A reunião foi solicitada pela Organização Não-Governamental (ONG) Center for
Justice and International Law (Cejil), que argumentou que a legislação
referente ao assunto é interpretada de forma equivocada no Brasil. Há uma
polêmica sobre o fato de a lei permitir anistiar torturadores enquanto todos
os tratados internacionais prevêem que a tortura - como um crime contra a
humanidade - é imprescritível e não passível de anistia.
"Explicamos aos membros da comissão que o Supremo Tribunal Federal é que
vai dizer se há essa previsão (de anistia a este tipo de crime) na lei, a
partir de pedido da OAB (Ordem dos Advogados do Brasil)", afirmou o
presidente da Comissão de Anistia do Ministério da Justiça, Paulo Abrão
Pires, um dos representantes do governo brasileiro na audiência.

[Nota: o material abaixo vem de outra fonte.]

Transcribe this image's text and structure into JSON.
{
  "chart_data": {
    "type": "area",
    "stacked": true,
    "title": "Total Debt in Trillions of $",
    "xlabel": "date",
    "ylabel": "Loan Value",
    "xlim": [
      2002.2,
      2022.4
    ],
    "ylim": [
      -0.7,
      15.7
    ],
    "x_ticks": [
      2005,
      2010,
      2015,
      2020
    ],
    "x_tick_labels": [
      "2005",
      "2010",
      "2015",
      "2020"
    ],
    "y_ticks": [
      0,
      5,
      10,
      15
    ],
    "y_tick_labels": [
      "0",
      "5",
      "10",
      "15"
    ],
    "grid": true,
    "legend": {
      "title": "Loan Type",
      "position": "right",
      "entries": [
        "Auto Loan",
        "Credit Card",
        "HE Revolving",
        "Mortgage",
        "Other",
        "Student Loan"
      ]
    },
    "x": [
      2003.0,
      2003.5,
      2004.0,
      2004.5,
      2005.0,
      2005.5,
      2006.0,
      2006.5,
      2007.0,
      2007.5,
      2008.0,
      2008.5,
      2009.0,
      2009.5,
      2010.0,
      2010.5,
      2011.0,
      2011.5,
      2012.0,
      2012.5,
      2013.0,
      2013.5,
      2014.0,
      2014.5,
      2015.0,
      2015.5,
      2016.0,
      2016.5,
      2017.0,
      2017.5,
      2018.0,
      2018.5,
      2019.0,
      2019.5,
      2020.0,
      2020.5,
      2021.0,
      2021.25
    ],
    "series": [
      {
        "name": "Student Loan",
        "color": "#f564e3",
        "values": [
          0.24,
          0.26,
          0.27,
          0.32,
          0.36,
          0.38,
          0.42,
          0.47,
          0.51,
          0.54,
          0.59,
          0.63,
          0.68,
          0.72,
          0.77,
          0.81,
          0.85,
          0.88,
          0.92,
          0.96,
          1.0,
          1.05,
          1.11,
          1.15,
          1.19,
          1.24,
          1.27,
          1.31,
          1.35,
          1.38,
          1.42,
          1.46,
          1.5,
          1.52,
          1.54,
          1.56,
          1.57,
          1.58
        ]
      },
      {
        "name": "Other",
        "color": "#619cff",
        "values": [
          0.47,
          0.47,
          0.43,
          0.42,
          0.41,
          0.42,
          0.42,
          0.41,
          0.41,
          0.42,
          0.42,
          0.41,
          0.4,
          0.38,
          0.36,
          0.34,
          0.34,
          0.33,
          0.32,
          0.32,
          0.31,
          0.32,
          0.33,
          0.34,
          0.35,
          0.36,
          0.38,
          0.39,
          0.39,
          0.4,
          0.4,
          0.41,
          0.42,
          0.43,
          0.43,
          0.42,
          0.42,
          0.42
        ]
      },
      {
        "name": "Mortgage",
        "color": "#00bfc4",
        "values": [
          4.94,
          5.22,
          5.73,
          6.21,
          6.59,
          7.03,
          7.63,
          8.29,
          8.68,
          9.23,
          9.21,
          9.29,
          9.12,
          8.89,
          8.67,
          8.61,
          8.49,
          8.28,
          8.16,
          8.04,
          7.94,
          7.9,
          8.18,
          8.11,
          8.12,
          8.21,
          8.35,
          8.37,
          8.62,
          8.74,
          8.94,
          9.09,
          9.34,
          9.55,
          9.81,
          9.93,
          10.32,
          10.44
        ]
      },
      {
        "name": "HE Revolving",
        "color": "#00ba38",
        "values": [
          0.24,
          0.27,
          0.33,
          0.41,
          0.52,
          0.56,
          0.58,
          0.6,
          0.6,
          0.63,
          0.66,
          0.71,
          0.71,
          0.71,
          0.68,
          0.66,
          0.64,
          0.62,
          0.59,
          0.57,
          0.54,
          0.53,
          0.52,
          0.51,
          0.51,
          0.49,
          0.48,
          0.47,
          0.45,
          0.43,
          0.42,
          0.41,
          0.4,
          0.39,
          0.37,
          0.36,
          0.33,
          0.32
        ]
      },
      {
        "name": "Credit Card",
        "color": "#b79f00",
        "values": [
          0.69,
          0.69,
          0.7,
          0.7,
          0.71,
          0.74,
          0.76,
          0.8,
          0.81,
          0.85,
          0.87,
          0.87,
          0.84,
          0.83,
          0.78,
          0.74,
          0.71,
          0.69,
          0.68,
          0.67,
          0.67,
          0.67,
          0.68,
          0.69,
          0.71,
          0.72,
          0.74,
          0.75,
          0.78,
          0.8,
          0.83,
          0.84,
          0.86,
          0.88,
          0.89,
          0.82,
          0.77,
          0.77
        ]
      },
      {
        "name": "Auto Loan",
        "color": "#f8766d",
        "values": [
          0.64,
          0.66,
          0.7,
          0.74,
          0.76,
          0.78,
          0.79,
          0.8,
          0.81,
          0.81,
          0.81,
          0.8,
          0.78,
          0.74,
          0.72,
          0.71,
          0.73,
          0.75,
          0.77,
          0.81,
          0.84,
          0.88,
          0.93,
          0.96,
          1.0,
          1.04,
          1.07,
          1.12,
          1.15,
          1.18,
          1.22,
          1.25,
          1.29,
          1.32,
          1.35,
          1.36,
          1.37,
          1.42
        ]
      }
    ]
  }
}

Tanto Pires
quanto o ministro da Justiça, Tarso Genro, já se declararam favoráveis à
punição de torturadores. O ministro da Defesa, Nelson Jobim, se disse
contrário à tese. Um parecer recente da Advocacia-Geral da União (AGU),
entretanto, sustenta que a Lei de Anistia perdoou os dois lados envolvidos
nos confrontos da ditadura.
Demissão
Também favorável à prevalência dos tratados internacionais neste caso, o
ministro-chefe da Secretaria de Direitos Humanos, Paulo Vannuchi, chegou a
ameaçar, anteontem, pedir demissão do governo por causa do parecer da AGU.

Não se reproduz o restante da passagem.